Publish

Uploading models

Package a checkpoint, validate it locally, and publish it to the marketplace.

Supported formats

Node Data accepts the following weight formats out of the box. Other formats can be uploaded as raw artifacts but will not benefit from the framework-aware preview, automatic schema extraction, or one-click deploy.

Framework	Preferred format	Also accepted
PyTorch	`.safetensors`	`.pt`, `.bin`
TensorFlow / Keras	`SavedModel`	`.h5`
JAX / Flax	`msgpack`	`.pkl`
ONNX	`.onnx`	—
LLMs (quantized)	`.gguf`	`.awq`

Prefer safetensors

Pickle-based formats (.pt, .bin, .pkl) can execute arbitrary code on load. Safetensors is memory-mapped, fast, and audited. We surface a warning on listing pages for non-safetensors uploads.

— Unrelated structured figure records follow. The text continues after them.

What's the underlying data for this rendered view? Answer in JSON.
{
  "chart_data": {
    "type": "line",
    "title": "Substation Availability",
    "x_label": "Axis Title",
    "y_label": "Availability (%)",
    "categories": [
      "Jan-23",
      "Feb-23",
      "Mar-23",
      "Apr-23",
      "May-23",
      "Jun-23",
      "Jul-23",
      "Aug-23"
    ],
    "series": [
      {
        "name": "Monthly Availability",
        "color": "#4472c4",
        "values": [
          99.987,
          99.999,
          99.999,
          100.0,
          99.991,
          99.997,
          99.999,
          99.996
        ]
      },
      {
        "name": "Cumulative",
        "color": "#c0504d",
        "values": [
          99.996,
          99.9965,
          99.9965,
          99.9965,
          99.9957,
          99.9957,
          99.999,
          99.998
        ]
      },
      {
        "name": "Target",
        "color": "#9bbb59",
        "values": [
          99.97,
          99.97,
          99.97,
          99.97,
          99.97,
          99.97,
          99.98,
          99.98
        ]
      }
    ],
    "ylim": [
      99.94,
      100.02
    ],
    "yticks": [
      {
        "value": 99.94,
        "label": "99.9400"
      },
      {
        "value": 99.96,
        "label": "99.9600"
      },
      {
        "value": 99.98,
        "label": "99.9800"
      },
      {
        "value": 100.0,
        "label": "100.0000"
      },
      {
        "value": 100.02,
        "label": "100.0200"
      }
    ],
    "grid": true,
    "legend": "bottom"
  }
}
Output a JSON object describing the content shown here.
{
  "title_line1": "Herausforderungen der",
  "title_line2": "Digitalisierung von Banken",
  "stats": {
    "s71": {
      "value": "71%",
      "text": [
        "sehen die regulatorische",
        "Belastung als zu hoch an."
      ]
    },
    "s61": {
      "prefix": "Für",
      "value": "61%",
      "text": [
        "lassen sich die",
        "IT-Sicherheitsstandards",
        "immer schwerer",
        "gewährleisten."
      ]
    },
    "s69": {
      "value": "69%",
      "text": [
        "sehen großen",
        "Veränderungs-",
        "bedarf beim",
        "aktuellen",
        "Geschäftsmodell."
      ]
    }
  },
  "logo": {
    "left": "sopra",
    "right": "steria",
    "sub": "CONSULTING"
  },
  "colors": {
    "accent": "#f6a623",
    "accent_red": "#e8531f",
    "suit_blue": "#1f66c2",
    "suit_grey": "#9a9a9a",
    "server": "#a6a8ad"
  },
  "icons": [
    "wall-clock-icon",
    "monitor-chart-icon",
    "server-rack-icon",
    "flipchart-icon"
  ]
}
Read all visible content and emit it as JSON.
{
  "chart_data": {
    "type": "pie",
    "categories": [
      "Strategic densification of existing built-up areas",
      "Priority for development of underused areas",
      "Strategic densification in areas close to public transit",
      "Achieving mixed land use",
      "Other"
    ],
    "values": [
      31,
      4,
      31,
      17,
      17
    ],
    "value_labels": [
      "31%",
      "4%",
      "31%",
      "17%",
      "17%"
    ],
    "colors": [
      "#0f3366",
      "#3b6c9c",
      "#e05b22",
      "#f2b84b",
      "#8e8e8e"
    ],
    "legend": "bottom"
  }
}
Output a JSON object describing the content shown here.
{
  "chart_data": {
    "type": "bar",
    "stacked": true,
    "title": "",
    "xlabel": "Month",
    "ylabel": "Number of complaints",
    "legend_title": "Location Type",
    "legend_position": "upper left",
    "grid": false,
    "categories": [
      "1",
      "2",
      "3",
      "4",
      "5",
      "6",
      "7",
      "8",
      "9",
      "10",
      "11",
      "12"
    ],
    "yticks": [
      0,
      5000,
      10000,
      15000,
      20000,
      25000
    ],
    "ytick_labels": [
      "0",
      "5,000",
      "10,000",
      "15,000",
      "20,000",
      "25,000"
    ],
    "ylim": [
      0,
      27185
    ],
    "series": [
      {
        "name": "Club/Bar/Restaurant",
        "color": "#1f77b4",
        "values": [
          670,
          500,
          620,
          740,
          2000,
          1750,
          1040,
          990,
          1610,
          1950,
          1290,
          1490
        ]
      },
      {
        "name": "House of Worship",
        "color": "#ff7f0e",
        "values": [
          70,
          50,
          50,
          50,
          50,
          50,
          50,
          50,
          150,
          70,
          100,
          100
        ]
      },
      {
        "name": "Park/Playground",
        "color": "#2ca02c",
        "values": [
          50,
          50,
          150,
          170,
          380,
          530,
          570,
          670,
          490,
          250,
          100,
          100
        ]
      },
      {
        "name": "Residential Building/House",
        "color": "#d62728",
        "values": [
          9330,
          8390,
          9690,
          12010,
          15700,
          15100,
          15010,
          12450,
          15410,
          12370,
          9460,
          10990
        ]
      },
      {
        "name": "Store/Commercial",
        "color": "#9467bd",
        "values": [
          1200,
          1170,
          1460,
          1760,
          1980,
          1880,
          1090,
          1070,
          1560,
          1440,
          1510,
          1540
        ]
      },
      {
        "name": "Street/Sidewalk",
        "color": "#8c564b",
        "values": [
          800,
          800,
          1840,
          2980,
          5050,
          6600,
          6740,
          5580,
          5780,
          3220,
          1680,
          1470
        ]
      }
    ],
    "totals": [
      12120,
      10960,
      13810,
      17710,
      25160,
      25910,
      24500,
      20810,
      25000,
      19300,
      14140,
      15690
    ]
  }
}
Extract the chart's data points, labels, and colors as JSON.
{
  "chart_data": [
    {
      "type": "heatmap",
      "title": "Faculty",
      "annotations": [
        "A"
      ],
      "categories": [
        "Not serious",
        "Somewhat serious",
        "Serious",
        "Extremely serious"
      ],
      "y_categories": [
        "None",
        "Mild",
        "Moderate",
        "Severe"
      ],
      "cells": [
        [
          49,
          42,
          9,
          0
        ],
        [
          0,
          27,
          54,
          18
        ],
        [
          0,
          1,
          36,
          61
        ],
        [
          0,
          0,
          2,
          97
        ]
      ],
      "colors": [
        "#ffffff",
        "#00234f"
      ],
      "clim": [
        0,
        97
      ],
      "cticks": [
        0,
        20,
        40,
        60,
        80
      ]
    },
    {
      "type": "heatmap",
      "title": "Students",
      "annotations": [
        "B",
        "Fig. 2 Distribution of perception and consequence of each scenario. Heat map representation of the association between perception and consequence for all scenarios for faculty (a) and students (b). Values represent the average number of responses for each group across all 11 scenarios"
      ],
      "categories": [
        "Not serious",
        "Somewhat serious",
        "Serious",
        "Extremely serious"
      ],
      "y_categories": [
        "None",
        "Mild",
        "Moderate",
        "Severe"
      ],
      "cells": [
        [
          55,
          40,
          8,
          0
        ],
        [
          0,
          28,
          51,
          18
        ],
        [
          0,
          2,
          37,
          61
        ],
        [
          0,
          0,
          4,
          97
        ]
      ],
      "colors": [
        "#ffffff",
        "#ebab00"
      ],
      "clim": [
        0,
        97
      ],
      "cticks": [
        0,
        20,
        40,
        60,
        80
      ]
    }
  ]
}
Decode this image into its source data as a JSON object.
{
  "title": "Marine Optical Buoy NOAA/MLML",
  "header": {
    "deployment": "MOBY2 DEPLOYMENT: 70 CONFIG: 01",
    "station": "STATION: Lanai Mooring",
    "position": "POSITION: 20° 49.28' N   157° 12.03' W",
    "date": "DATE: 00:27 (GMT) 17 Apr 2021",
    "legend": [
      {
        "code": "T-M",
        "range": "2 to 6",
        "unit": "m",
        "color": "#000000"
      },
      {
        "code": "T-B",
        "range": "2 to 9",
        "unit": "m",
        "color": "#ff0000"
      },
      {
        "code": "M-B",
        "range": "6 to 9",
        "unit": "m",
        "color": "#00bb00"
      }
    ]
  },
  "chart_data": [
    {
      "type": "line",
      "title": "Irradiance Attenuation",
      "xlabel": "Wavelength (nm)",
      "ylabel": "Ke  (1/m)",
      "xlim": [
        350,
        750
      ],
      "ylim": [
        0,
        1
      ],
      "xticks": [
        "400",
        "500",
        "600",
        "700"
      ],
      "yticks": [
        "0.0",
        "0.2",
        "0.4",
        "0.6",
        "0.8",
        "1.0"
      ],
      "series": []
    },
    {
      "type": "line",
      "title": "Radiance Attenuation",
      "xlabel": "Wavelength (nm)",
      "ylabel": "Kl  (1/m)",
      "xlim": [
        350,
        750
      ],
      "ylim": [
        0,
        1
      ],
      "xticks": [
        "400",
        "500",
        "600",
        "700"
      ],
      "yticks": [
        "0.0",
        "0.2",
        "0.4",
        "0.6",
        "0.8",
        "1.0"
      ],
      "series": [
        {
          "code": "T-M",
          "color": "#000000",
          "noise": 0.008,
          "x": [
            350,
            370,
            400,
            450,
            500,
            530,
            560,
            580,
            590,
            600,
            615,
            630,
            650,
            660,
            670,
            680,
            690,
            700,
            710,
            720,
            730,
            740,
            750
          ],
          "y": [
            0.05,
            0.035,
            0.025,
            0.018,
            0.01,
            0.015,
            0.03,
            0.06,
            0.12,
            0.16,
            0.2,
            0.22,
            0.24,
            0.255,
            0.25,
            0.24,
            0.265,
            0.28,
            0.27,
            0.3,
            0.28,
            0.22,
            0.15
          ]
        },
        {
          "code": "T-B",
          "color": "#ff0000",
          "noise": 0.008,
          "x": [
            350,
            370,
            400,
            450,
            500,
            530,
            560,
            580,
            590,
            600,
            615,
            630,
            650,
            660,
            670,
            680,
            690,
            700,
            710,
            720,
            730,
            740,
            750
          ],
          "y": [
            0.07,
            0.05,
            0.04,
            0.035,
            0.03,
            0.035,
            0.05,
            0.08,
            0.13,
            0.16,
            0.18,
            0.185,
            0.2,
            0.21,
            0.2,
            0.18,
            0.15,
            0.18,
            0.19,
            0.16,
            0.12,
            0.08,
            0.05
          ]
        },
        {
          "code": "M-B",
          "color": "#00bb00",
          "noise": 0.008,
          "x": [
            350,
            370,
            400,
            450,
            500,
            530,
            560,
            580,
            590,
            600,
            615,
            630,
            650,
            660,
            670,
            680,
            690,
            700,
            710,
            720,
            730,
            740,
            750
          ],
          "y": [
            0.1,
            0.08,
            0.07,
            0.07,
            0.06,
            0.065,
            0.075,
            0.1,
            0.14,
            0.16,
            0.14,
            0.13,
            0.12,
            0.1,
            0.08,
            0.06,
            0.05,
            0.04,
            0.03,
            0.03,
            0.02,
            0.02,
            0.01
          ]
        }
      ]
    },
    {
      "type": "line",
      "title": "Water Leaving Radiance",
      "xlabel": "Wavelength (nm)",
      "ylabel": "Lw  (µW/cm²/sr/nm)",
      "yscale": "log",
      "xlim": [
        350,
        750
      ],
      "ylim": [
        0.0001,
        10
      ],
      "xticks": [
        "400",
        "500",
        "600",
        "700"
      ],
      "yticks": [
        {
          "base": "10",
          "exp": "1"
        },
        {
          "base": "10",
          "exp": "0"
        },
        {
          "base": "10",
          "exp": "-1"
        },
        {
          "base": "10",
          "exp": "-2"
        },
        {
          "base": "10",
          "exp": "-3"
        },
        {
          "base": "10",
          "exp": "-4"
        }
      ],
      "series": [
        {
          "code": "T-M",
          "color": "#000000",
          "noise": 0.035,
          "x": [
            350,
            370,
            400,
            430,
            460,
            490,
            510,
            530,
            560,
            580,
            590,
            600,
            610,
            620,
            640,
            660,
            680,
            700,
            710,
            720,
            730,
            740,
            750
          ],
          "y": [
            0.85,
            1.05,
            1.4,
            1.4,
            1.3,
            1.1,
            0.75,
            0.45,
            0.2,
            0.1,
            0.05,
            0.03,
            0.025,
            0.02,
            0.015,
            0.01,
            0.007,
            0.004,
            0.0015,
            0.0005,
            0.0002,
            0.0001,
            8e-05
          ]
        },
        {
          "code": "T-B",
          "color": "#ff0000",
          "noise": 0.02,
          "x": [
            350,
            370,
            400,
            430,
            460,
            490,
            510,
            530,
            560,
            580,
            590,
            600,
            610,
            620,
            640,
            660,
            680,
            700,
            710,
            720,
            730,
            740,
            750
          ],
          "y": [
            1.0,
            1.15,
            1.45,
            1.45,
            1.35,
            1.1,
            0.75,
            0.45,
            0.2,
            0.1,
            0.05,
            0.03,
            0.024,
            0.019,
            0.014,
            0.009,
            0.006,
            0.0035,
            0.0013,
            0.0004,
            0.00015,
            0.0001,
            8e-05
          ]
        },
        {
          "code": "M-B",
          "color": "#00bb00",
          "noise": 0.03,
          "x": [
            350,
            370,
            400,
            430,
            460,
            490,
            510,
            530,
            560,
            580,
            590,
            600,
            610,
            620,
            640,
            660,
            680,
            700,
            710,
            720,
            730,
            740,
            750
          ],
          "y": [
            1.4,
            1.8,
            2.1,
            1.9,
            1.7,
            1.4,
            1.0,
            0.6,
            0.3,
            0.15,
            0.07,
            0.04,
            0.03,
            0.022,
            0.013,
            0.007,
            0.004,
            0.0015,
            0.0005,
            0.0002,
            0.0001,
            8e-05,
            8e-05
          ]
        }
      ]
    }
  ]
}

Recommended directory layout

The upload validator expects a model card and a config at the root. Anything else under the directory is included verbatim in the artifact manifest.

text

my-model/
├── model_card.md          # required: description, intended use, training data
├── config.json            # required: framework, task, input/output schema
├── weights/
│   ├── model.safetensors  # preferred over .pt or .bin
│   └── tokenizer.json     # if applicable
├── examples/
│   └── inference.py
└── LICENSE

The model card

Every model needs a model_card.md at the root. It is rendered as the listing page on the marketplace and surfaces in the API. Front-matter is parsed into structured metadata; the body becomes the public description.

model_card.mdyaml

---
name: lift-and-place
framework: pytorch
task: manipulation
license: MIT
authors:
  - acme-robotics
training_data:
  - panda-arm-grasp-100k
benchmarks:
  - name: real-robot-pick
    metric: success_rate
    value: 0.87
inputs:
  - rgb: [3, 224, 224]
  - depth: [1, 224, 224]
outputs:
  - action: [7]
---

# Lift-and-place policy

A manipulation policy trained on 100k Panda arm episodes...

Validate locally

The CLI runs the same checks Node Data runs server-side. Catching problems before upload saves a round-trip on multi-gigabyte artifacts.

bash

node-data validate ./my-model

✓ model_card.md present
✓ config.json well-formed
✓ weights/model.safetensors is a valid safetensors file (412 MB)
✓ no PII or secrets detected in metadata
✓ license is OSI-approved
✓ checksum manifest written
Ready to upload.

Upload

Either the CLI or the SDK works. The CLI is what most CI pipelines use.

CLIbash

# Upload from the directory you just created
node-data upload \
  --name "lift-and-place" \
  --framework pytorch \
  --task manipulation \
  --license MIT \
  --price 49.00 \
  --visibility public \
  ./my-model

Python SDKpython

from nodedata import NodeData

node = NodeData()

job = node.models.create(
    name="lift-and-place",
    framework="pytorch",            # pytorch | tensorflow | jax | onnx | gguf
    task="manipulation",            # see /docs/api-reference#task-taxonomy
    license="MIT",
    price_usd=49.00,
    visibility="public",            # public | unlisted | private
    files=[
        "./model_card.md",
        "./config.json",
        "./weights/model.safetensors",
    ],
    metadata={
        "input_shape": [3, 224, 224],
        "output_shape": [7],         # 7-DoF action
        "training_data": "panda-arm-grasp-100k",
        "benchmark": {"success_rate": 0.87},
    },
)

print(job.status)  # validating → packaging → ready

Size limits and resumable uploads

Single file limit: 50 GB
Total artifact limit: 250 GB per revision
Uploads over 100 MB use the resumable tus protocol automatically
Connection drops resume from the last acknowledged byte

Larger than 250 GB?

Enterprise tenants can request larger artifact limits. Contact Enterprise to provision a dedicated bucket.

Lifecycle and review

New listings enter a short automated review pipeline that scans for malware, license conflicts, and known unsafe weights. Most uploads publish within two minutes. See Safety & moderation.